Was die wirtschaftliche Verfassung der Union angeht: Besteht nicht die Gefahr, dass ein zentralistisches Gebilde wie die EU immer stärkere Freiheitseingriffe vornimmt?
Diese Gefahr ist nicht zu leugnen. Wenn man darauf achtet, dass die EU mit 7 Prozent der Weltbevölkerung 25 Prozent des Weltbruttoinlandsproduktes, aber 50 Prozent der Sozialstaatsausgaben hat, und so viele Eingriffe in Fällen tätigt, wo der Markt besser funktioniert, kann man durchaus von einer Art EU-Sozialismus sprechen. Und «Markt» ist ja nicht nur ein ökonomischer Begriff. Europa verdankt auch seinen kulturellen Reichtum der freien Konkurrenz, nämlich u.a. der vielgeschmähten Kleinstaaterei, da die einzelnen Landesfürsten auch zu Reputationszwecken miteinander wetteiferten. Der Staat ist nicht in der Regel die bessere Instanz. Wir brauchen ihn vor allem für den Rechtsrahmen – aber für viele andere Bereiche nicht.

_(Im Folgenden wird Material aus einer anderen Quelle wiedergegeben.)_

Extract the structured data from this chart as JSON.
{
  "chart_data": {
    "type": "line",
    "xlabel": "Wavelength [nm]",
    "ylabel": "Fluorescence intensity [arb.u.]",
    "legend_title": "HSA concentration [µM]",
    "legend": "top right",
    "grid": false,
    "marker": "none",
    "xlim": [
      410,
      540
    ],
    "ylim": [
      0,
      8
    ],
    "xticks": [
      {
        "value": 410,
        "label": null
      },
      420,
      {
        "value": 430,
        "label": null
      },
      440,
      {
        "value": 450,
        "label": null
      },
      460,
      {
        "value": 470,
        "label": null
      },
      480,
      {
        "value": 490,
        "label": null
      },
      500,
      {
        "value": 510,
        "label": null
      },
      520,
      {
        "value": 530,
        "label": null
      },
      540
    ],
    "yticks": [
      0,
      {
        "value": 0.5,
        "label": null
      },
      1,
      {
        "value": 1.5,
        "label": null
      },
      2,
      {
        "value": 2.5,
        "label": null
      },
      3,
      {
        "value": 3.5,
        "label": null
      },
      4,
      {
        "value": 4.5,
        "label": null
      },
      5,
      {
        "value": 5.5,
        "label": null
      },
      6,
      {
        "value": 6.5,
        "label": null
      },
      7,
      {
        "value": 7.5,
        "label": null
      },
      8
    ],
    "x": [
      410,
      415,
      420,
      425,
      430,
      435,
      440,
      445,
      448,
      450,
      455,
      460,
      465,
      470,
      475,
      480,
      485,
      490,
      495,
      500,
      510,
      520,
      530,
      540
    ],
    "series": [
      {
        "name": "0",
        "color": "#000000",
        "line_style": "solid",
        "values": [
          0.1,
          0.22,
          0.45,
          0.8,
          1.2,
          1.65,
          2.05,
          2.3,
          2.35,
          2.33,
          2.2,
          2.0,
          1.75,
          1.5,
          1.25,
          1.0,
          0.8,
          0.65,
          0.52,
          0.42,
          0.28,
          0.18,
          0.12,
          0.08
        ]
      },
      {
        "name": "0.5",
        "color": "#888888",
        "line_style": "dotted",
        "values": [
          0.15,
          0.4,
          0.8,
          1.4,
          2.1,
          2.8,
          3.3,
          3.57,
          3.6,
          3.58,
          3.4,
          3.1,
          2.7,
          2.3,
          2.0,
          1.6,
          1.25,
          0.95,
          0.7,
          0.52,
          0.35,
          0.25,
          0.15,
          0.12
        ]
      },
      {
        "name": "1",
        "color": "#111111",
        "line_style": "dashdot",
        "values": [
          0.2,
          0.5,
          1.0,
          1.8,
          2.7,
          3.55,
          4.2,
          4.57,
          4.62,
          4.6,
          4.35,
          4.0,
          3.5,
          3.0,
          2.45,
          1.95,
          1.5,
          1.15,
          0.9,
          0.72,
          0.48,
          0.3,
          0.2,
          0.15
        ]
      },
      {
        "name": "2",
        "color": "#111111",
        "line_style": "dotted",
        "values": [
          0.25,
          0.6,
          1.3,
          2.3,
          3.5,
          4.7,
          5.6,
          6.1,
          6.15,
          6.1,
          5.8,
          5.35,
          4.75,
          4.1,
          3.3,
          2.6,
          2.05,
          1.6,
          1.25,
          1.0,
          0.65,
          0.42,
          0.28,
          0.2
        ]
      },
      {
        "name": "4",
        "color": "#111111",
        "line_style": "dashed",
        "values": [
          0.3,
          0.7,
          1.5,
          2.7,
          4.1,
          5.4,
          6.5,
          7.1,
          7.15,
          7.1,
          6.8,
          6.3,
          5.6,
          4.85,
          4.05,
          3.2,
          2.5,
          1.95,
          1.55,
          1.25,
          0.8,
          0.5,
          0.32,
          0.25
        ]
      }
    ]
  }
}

Viele sprechen schon von «Vereinigten Staaten von Europa» nach amerikanischem Muster.
Das wäre sicherlich das falsche Vorbild für eine Bürgerrepublik Europa. Die Staaten der USA wurden ja durch eine einheitliche Sprache, ein einheitliches Rechtssystem und einen gemeinsamen Feind, das übergriffige Heimatland, zusammengebracht. Das gilt für Europa nicht. Europa kann hier viel mehr von der Schweiz lernen. Mit ihrer Mehrsprachigkeit und der gegenseitigen kulturellen Befruchtung, aber auch mit dem Nebeneinanderherleben und dem Geltenlassen kann die Schweiz durchaus ein Vorbild für Europa sein. Meine Idee der Bürgerrepublik, in der die Europäer die europäische Sache als die Ihre begreifen, bedeutet ja, dass dieser Prozess von unten kommen muss. Europa darf kein Top-down-Projekt bleiben. Den Bürgern muss vielmehr die Möglichkeit gelassen werden, gemeinsame Interessen zu erkunden und zu festigen.